Pour uti­li­ser un voca­bu­laire qui nous est plus fami­lier, il y avait, d’un côté, les « cultes recon­nus » et, de l’autre, les « sectes dan­ge­reuses ». Les « ensei­gne­ments héréti­ques » étaient en effet consi­dé­rés comme une menace majeure ris­quant de « déchi­rer le tis­su social » et « dis­soudre la morale conven­tion­nelle ». Par­mi ces « sectes héré­tiques », les chré­tiens, qui avaient été ban­nis en 1725 avant que les canon­nières anglaises ne forcent l’empereur à les auto­ri­ser à nou­veau en 1842. Mais de mul­tiples autres groupes sal­va­tio­nistes et mou­ve­ments mil­lé­na­ristes exis­taient en Chine (rébel­lion du « Lotus Blanc », Huit Tri­grammes, Milices Justes et Har­mo­nieuses ou « Boxeurs»…), que l’État, en l’absence de cadastre et d’état civil, avait bien du mal à contrô­ler. La plus ter­rible menace vien­dra du mou­ve­ment Tai­ping (1851 – 1864), déclen­chant la « plus san­glante guerre civile dans l’histoire de l’humanité, avec une esti­ma­tion du nombre de vic­times allant de 20 à 50 mil­lions6 ».

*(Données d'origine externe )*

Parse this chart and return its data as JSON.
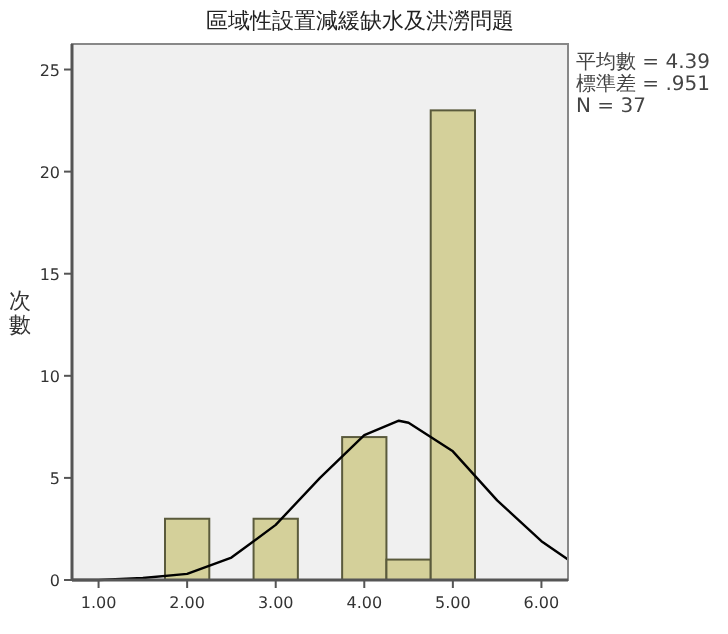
{
  "chart_data": {
    "type": "histogram",
    "title": "區域性設置減緩缺水及洪澇問題",
    "ylabel": "次數",
    "annotations": [
      "平均數 = 4.39",
      "標準差 = .951",
      "N = 37"
    ],
    "series": [
      {
        "color": "#d4d09a",
        "bins": [
          1.75,
          2.25,
          2.75,
          3.25,
          3.75,
          4.25,
          4.75,
          5.25
        ],
        "values": [
          3,
          0,
          3,
          0,
          7,
          1,
          23
        ]
      },
      {
        "type": "line",
        "color": "#000000",
        "x": [
          0.7,
          1.0,
          1.5,
          2.0,
          2.5,
          3.0,
          3.5,
          4.0,
          4.39,
          4.5,
          5.0,
          5.5,
          6.0,
          6.3
        ],
        "values": [
          0.0,
          0.0,
          0.1,
          0.3,
          1.1,
          2.7,
          5.0,
          7.1,
          7.8,
          7.7,
          6.3,
          3.9,
          1.9,
          1.0
        ]
      }
    ],
    "xlim": [
      0.7,
      6.3
    ],
    "ylim": [
      0,
      26.25
    ],
    "xticks": [
      {
        "value": 1,
        "label": "1.00"
      },
      {
        "value": 2,
        "label": "2.00"
      },
      {
        "value": 3,
        "label": "3.00"
      },
      {
        "value": 4,
        "label": "4.00"
      },
      {
        "value": 5,
        "label": "5.00"
      },
      {
        "value": 6,
        "label": "6.00"
      }
    ],
    "yticks": [
      0,
      5,
      10,
      15,
      20,
      25
    ]
  }
}
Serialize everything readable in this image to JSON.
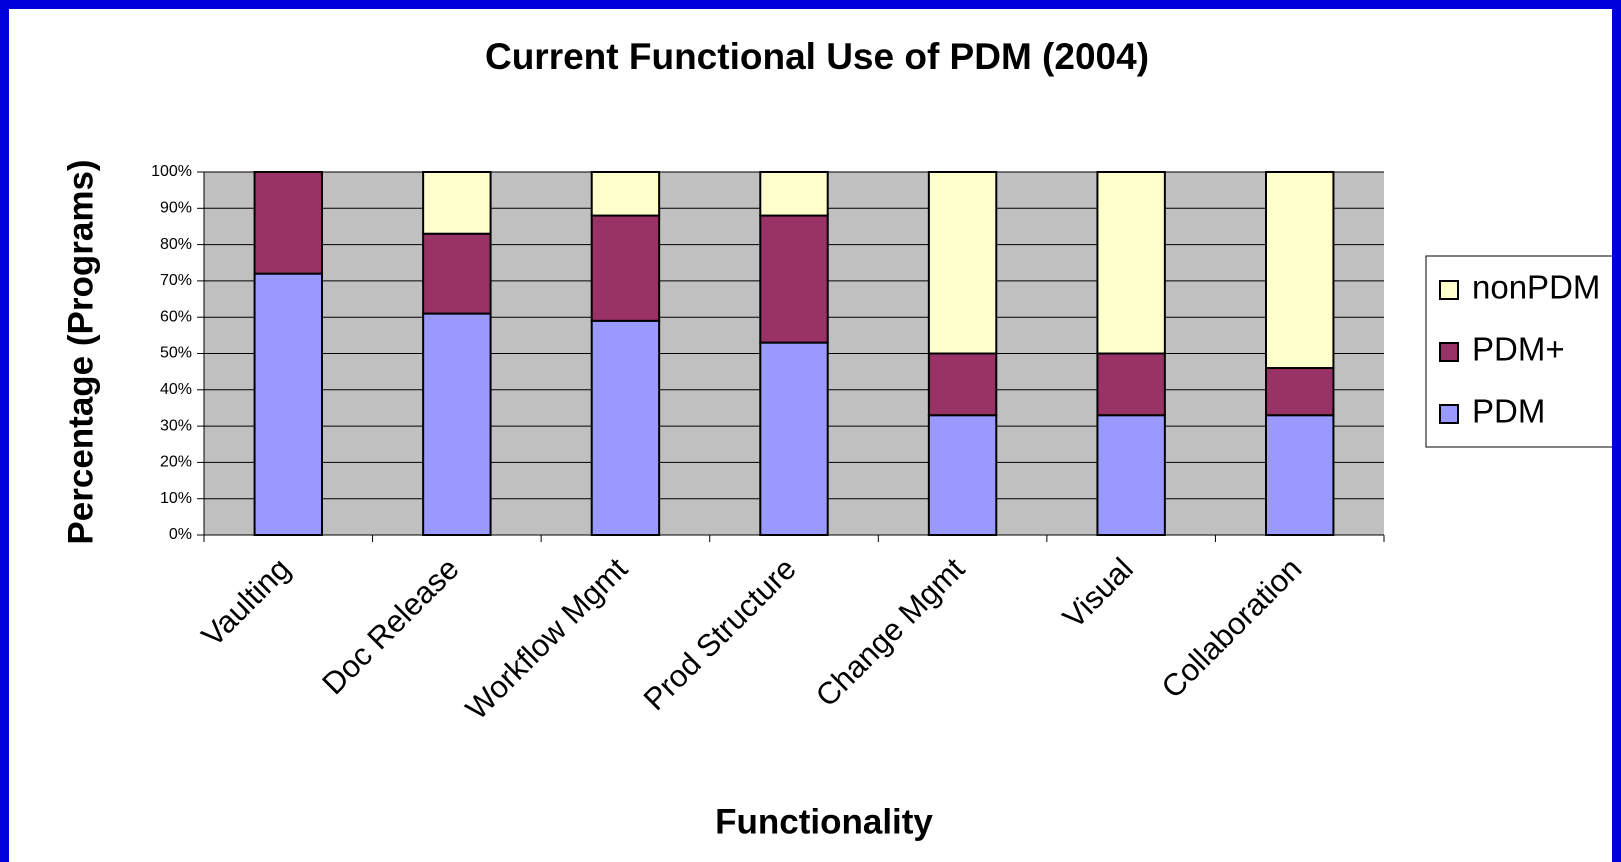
{
  "chart_data": {
    "type": "stacked_bar",
    "title": "Current Functional Use of PDM (2004)",
    "x_label": "Functionality",
    "y_label": "Percentage (Programs)",
    "categories": [
      "Vaulting",
      "Doc Release",
      "Workflow Mgmt",
      "Prod Structure",
      "Change Mgmt",
      "Visual",
      "Collaboration"
    ],
    "series": [
      {
        "name": "PDM",
        "color": "#9999ff",
        "values": [
          72,
          61,
          59,
          53,
          33,
          33,
          33
        ]
      },
      {
        "name": "PDM+",
        "color": "#993366",
        "values": [
          28,
          22,
          29,
          35,
          17,
          17,
          13
        ]
      },
      {
        "name": "nonPDM",
        "color": "#ffffcc",
        "values": [
          0,
          17,
          12,
          12,
          50,
          50,
          54
        ]
      }
    ],
    "ylim": [
      0,
      100
    ],
    "yticks": [
      {
        "value": 0,
        "label": "0%"
      },
      {
        "value": 10,
        "label": "10%"
      },
      {
        "value": 20,
        "label": "20%"
      },
      {
        "value": 30,
        "label": "30%"
      },
      {
        "value": 40,
        "label": "40%"
      },
      {
        "value": 50,
        "label": "50%"
      },
      {
        "value": 60,
        "label": "60%"
      },
      {
        "value": 70,
        "label": "70%"
      },
      {
        "value": 80,
        "label": "80%"
      },
      {
        "value": 90,
        "label": "90%"
      },
      {
        "value": 100,
        "label": "100%"
      }
    ],
    "grid": true,
    "legend": "right"
  }
}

Une pre­mière phase de moder­ni­sa­tion et d’occidentalisation de l’espace reli­gieux ver­ra le jour sous le jeune empe­reur Guangxu. Nous sommes à la fin du XIXe siècle, l’empire chi­nois est en train de s’effondrer face aux puis­sances occi­den­tales et au Japon (qui a fait sa révo­lu­tion poli­tique en 1868 et se moder­nise à très grande vitesse). Des réfor­ma­teurs, consta­tant le retard édu­ca­tif des Chi­nois et l’emprise des temples locaux, veulent « construire des écoles avec les biens des temples ». Cer­tains se situent encore dans une logique reli­gieuse tra­di­tion­nelle, mais d’autres sont plus radi­caux et veulent éla­bo­rer une nou­velle « reli­gion natio­nale » mono­po­lis­tique et confu­céenne, sur le modèle chré­tien. C’est le cas du réfor­ma­teur Kang You­wei qui sou­met un mémoire au trône en juillet 1898, prô­nant que tous les temples de Chine (à l’exception de ceux qui servent aux sacri­fices d’État) soient trans­for­més en écoles. Il sou­haite aus­si que l’on s’attaque aux « cultes immo­raux ». L’empereur pro­mulgue un édit dans ce sens le jour même, 10 juillet 1898. L’édit connut des suc­cès variés, mais le mou­ve­ment enta­mé se pro­lon­gea à tra­vers divers épi­sodes jusqu’à la chute de l’Empire en 1912. La confis­ca­tion ou des­truc­tion des temples fut par ailleurs accom­pa­gnée d’une cam­pagne contre les « super­sti­tions » et d’un pro­jet de réforme des mœurs pour « civi­li­ser le peuple ».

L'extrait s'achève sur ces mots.